The concept is proven, all that matters now is time...


> The concept is proven, all that matters now is time...

This is a very naive point of view. You could deep-learn with a billion times more processing power and a billion times more data for 20 years and it would not produce a general artificial intelligence. Deep learning is a set of neural network tweaks that is insufficient to produce AGI. Within 20 years we may have enough additional tweaks to make an AGI, but I doubt that algorithm will look anything like the deep learning we have today.


This is basically exactly what I was trying to say with my original comment; thanks for stating it in a clearer way.


1) I am aware of deep learning, and the improvements made circa 2012 or so, but it is still ultimately failing to make advanced correlations between differing training sets, a strong memory, and a meaningful distinction between high-level abstractions and low-level inputs (although all these things are being addressed in one way or another with incremental improvements). And also effectively sharing learned data among separate entities or reteaching it.

2) These things are all very human-like, but they are still sub-problems IMHO :)


This reminded me that there are other NN variants that might help provide some clues in that direction.

Hopfield nets for example provide associative memory.

It may not all be groundbreakingly efficient, but very worthwhile.


Yep - also we have a large tendency to use feedforward NNs right now, but I have a sneaking suspicion that the future lies in something closer to recurrent NNs.
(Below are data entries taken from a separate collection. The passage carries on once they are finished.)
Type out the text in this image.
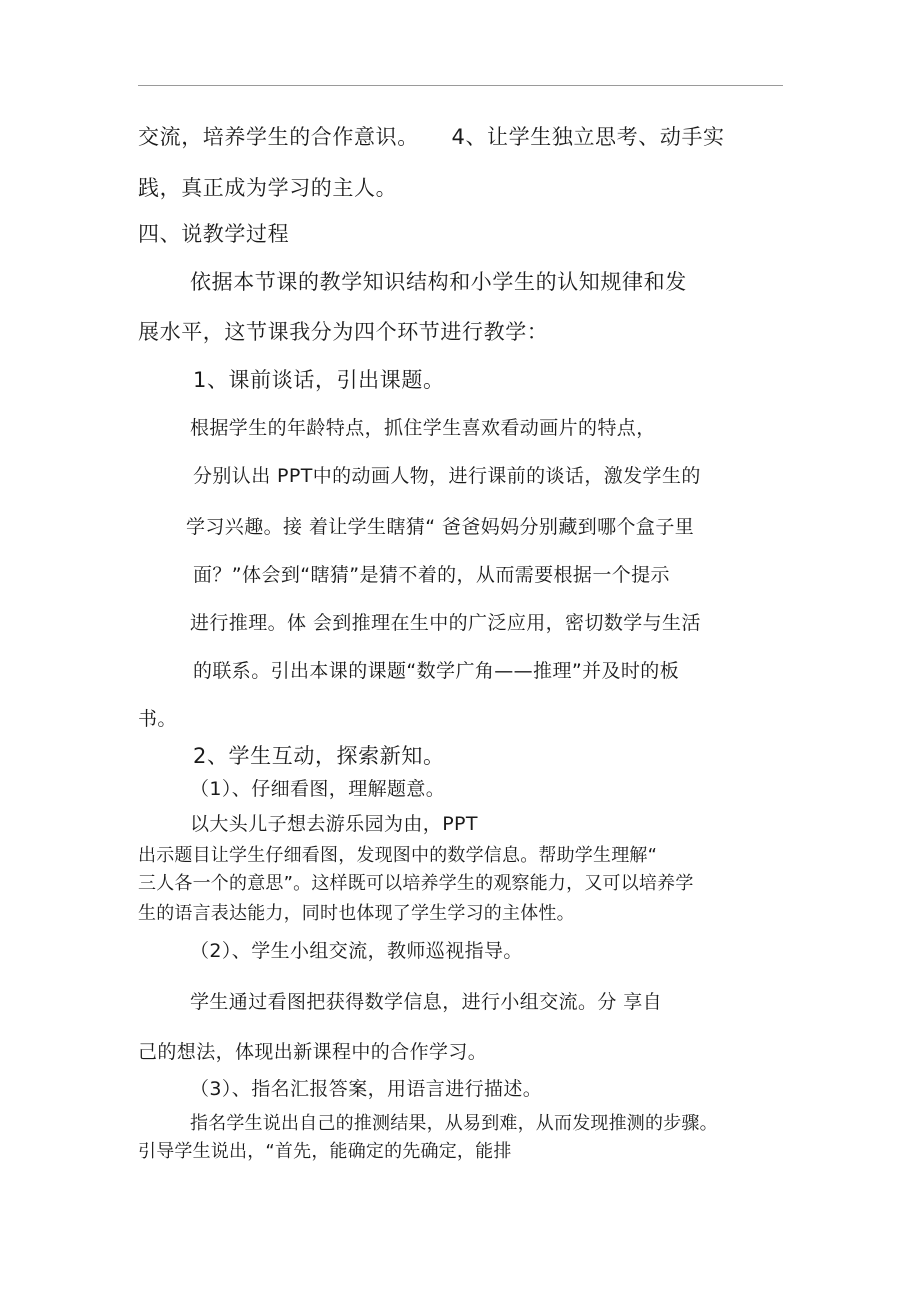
交流，培养学生的合作意识。　　4、让学生独立思考、动手实
践，真正成为学习的主人。
四、说教学过程
依据本节课的教学知识结构和小学生的认知规律和发
展水平，这节课我分为四个环节进行教学：
1、课前谈话，引出课题。
根据学生的年龄特点，抓住学生喜欢看动画片的特点，
分别认出 PPT中的动画人物，进行课前的谈话，激发学生的
学习兴趣。接 着让学生瞎猜“ 爸爸妈妈分别藏到哪个盒子里
面？”体会到“瞎猜”是猜不着的，从而需要根据一个提示
进行推理。体 会到推理在生中的广泛应用，密切数学与生活
的联系。引出本课的课题“数学广角——推理”并及时的板
书。
2、学生互动，探索新知。
（1）、仔细看图，理解题意。
以大头儿子想去游乐园为由，PPT
出示题目让学生仔细看图，发现图中的数学信息。帮助学生理解“
三人各一个的意思”。这样既可以培养学生的观察能力，又可以培养学
生的语言表达能力，同时也体现了学生学习的主体性。
（2）、学生小组交流，教师巡视指导。
学生通过看图把获得数学信息，进行小组交流。分 享自
己的想法，体现出新课程中的合作学习。
（3）、指名汇报答案，用语言进行描述。
指名学生说出自己的推测结果，从易到难，从而发现推测的步骤。
引导学生说出，“首先，能确定的先确定，能排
Or probably something more complex, like automata-ish properties (IIRC there is also some NN that uses Turing-like devices).


Nah. If we want properly humanlike AI software, we're going to have to find a way to make inference in probabilistic programs a lot faster.


Realize that the computer's advantages can also lead to weaknesses. By this, I mean that a computer's powerful and precise memory means that it is better able to work off raw correlations, without as much of a need to abstract or seek out causal models. While this might turn out okay for detailed large but ultimately simple (stationary) patterns, it will not be so advantageous in more dynamic settings or scenarios with multiple levels of organization with differing dynamics.